Okay. Back to trig. This year, I had my students make unit circle paper plates. They were....ummmmmm...okay. Not really. One of my students was very careful and precise, and hers turned out really well. The rest of my kids? Their results were NOT photo worthy.
Dear Future Sarah,
So, you're teaching trig again. Yay!!! Here are a couple of pieces of advice.
#1: Sloooooooooooooooooooow down when you teach the unit circle!
#2: Your kids aren't going to feel comfortable with fractions dealing with pi. Actually, all fractions make them nervous. Come up with some way to combat this. Make a huge number line on the dry erase board. Make magnetic labels with various pi fractions. Have the class race to put the fractions on the number line. Make it a contest. Better yet, make lots of mini number lines on the floor with masking tape. Let them have races to correctly place the values on the number line. Change up how many dashes are between 0 and pi. Force kids out of their comfort zones.
#3: Before you ever start talking about the ordered pair values of the different points on the unit circle, let them get loads of practice with just labeling the angles in degrees and radians. Your students need more practice with this than you think. Maybe you could make this into an activity, too. Masking tape circles on the floor might be a little tricky to pull off. But, you could make a unit circle template that only has the degrees and a spot for the corresponding number of radians. Laminate it or put it in your dry erase pockets.
#4: Don't start thinking about showing your students how to use special right triangles to find the values around the unit circle until they are good with all of the above.
#5: The first time you work on finding ordered pairs, ONLY talk about quadrant one. Resist the urge to talk about the other quadrants. Pretend they don't exist.
#6: Have students cut out the special right triangles and glue them on the unit circle. Don't let them convince you that they can visualize them. They can't. YET.
#7: Have students make a flip book that walks through the process of finding the ordered pair values in the first quadrant.
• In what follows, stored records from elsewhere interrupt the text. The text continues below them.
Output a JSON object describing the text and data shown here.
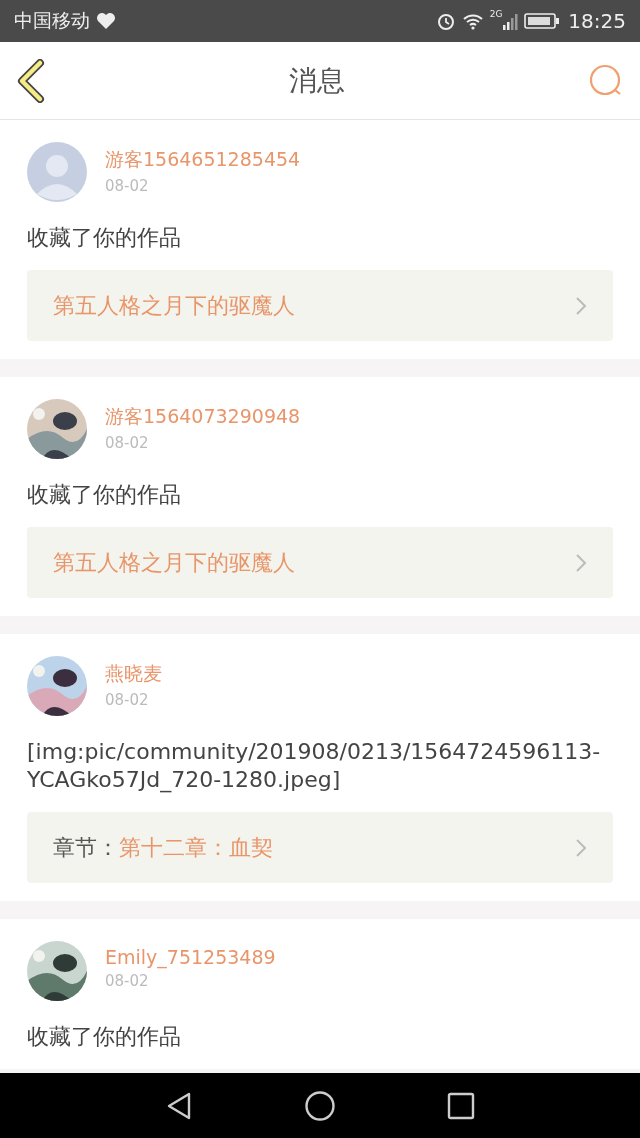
{
  "status_bar": {
    "carrier": "中国移动",
    "time": "18:25",
    "network": "2G"
  },
  "header": {
    "title": "消息"
  },
  "messages": [
    {
      "avatar": {
        "kind": "default"
      },
      "user": "游客1564651285454",
      "date": "08-02",
      "content": "收藏了你的作品",
      "link": {
        "kind": "work",
        "title": "第五人格之月下的驱魔人"
      }
    },
    {
      "user": "游客1564073290948",
      "date": "08-02",
      "content": "收藏了你的作品",
      "link": {
        "kind": "work",
        "title": "第五人格之月下的驱魔人"
      }
    },
    {
      "user": "燕晓麦",
      "date": "08-02",
      "content": "[img:pic/community/201908/0213/1564724596113-YCAGko57Jd_720-1280.jpeg]",
      "link": {
        "kind": "chapter",
        "label": "章节：",
        "title": "第十二章：血契"
      }
    },
    {
      "user": "Emily_751253489",
      "date": "08-02",
      "content": "收藏了你的作品"
    }
  ]
}
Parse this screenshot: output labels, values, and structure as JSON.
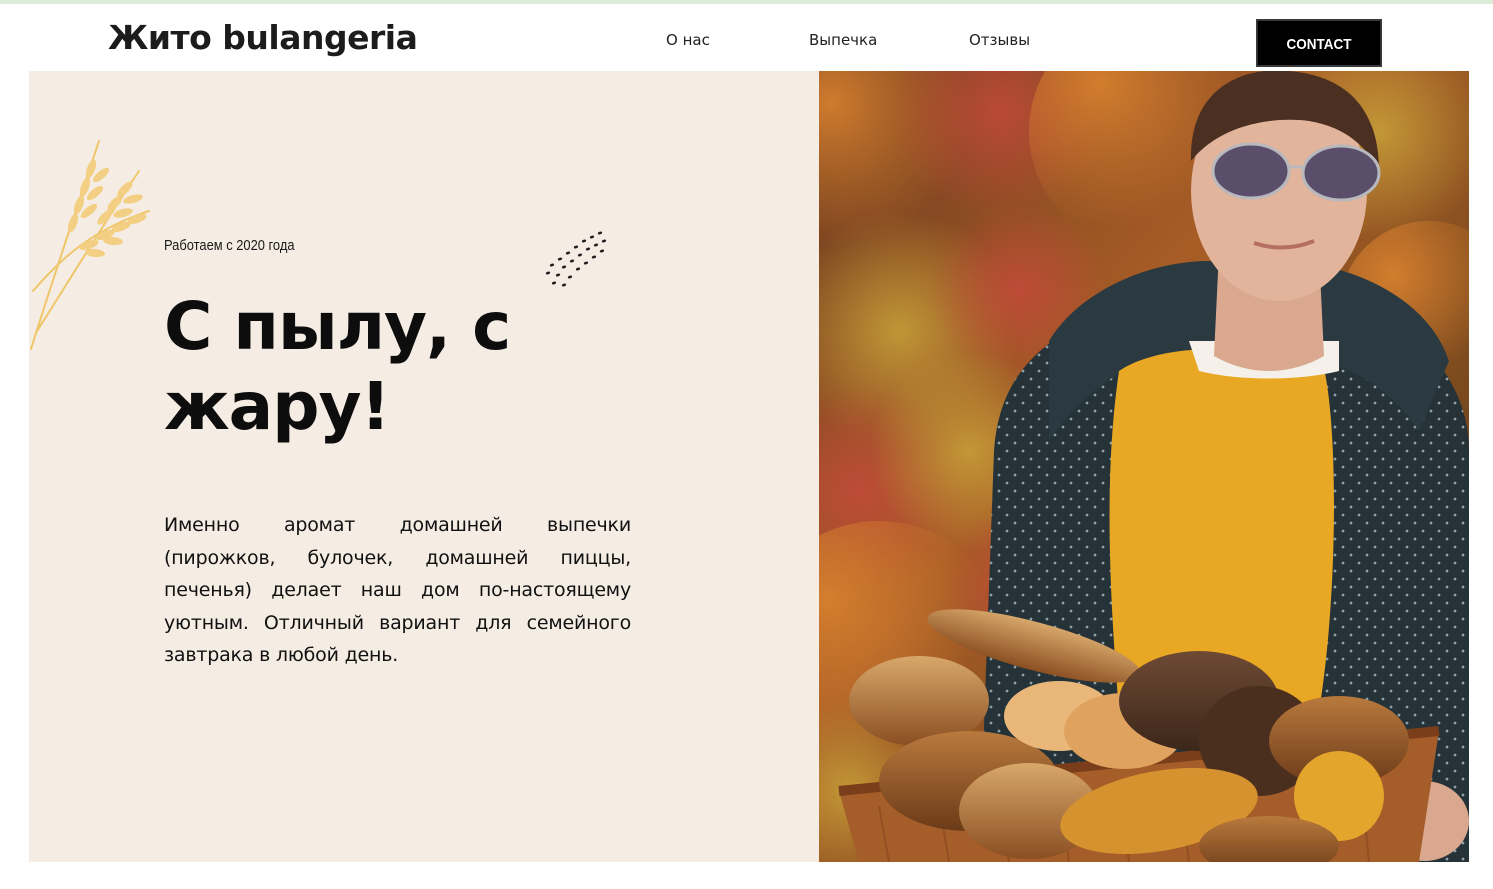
{
  "header": {
    "logo": "Жито bulangeria",
    "nav": [
      "О нас",
      "Выпечка",
      "Отзывы"
    ],
    "contact_label": "CONTACT"
  },
  "hero": {
    "since": "Работаем с 2020 года",
    "headline": "С пылу, с жару!",
    "description": "Именно аромат домашней выпечки (пирожков, булочек, домашней пиццы, печенья) делает наш дом по-настоящему уютным. Отличный вариант для семейного завтрака в любой день.",
    "photo_subject": "woman in yellow sweater holding a basket of fresh bread in autumn foliage"
  },
  "colors": {
    "hero_bg": "#f5ece3",
    "accent_line": "#dcecd6",
    "button_bg": "#000000",
    "sweater": "#e9a823"
  }
}
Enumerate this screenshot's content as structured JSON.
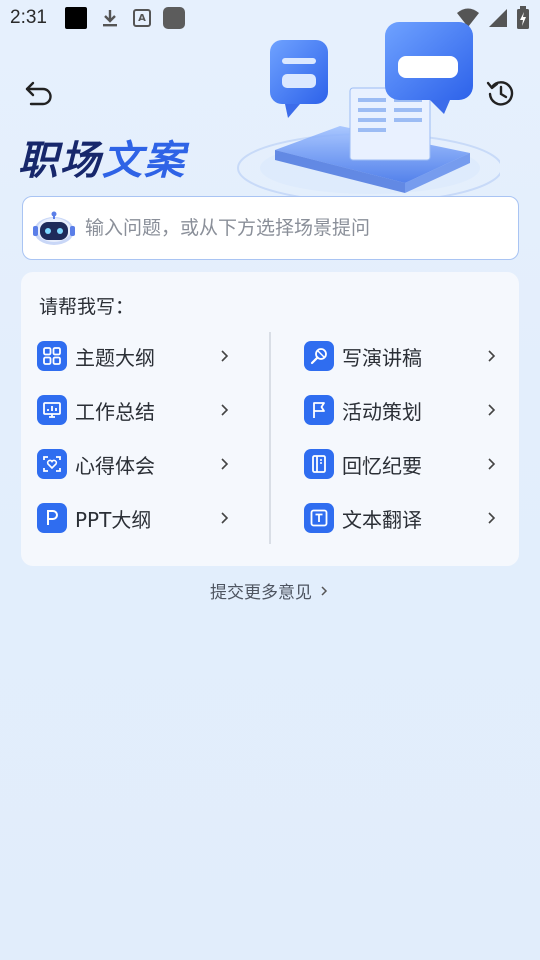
{
  "status_bar": {
    "time": "2:31",
    "icons": [
      "notification-black-icon",
      "download-icon",
      "a-icon",
      "app-icon",
      "wifi-icon",
      "signal-icon",
      "battery-icon"
    ]
  },
  "header": {
    "title_part1": "职场",
    "title_part2": "文案",
    "back_icon": "back-arrow-icon",
    "history_icon": "history-icon"
  },
  "search": {
    "placeholder": "输入问题，或从下方选择场景提问",
    "value": ""
  },
  "card": {
    "title": "请帮我写：",
    "items": [
      {
        "label": "主题大纲",
        "icon": "grid-icon"
      },
      {
        "label": "写演讲稿",
        "icon": "microphone-icon"
      },
      {
        "label": "工作总结",
        "icon": "presentation-icon"
      },
      {
        "label": "活动策划",
        "icon": "flag-icon"
      },
      {
        "label": "心得体会",
        "icon": "heart-scan-icon"
      },
      {
        "label": "回忆纪要",
        "icon": "notebook-icon"
      },
      {
        "label": "PPT大纲",
        "icon": "ppt-icon"
      },
      {
        "label": "文本翻译",
        "icon": "text-icon"
      }
    ]
  },
  "feedback": {
    "label": "提交更多意见"
  },
  "colors": {
    "accent": "#2f6df0",
    "title_dark": "#17276b",
    "title_blue": "#2f63e6",
    "background": "#e3eefc"
  }
}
Students need to be able to show this process step-by-step What this flip book looks like? Not sure. I trust that you'll figure it out. Or, some kind soul with a brilliant idea will leave a comment.
#8: Read the comments on this post! Do something about them!
#9: Once students are comfortable with the first quadrant, you can let on that you know about the other quadrants again. Don't tell students there is a short cut. Repeat: PRETEND THERE IS NO SHORTCUT. Assign students to draw and label triangles for the rest of the unit circle. Let them figure it out for themselves. Resist the urge to say anything. I know it's tough. But, it'll be worth it. SO worth it.
#10: Encouraging students to memorize the unit circle is a waste of time. Spend the time you spent giving them speed tests and replace it with tests where students have to demonstrate how to derive an ordered pair of your choosing.
#11: Keeping calling the Unit Circle: Our Trig BFF. That was smart. And cute.
#12: Make the paper plate project the FINAL unit circle project. Not the introduction to the unit circle. This will make results prettier and lots more meaningful.
#13: Laminate unit circles to hand out with quizzes or tests that require their use. Keep this pile of laminated goodness in a prominent spot. Make it a big deal when a student grabs a unit circle without your prompting. Unit circle use is exciting.
#14: Unit circle cupcakes sound like a good idea. A really good idea.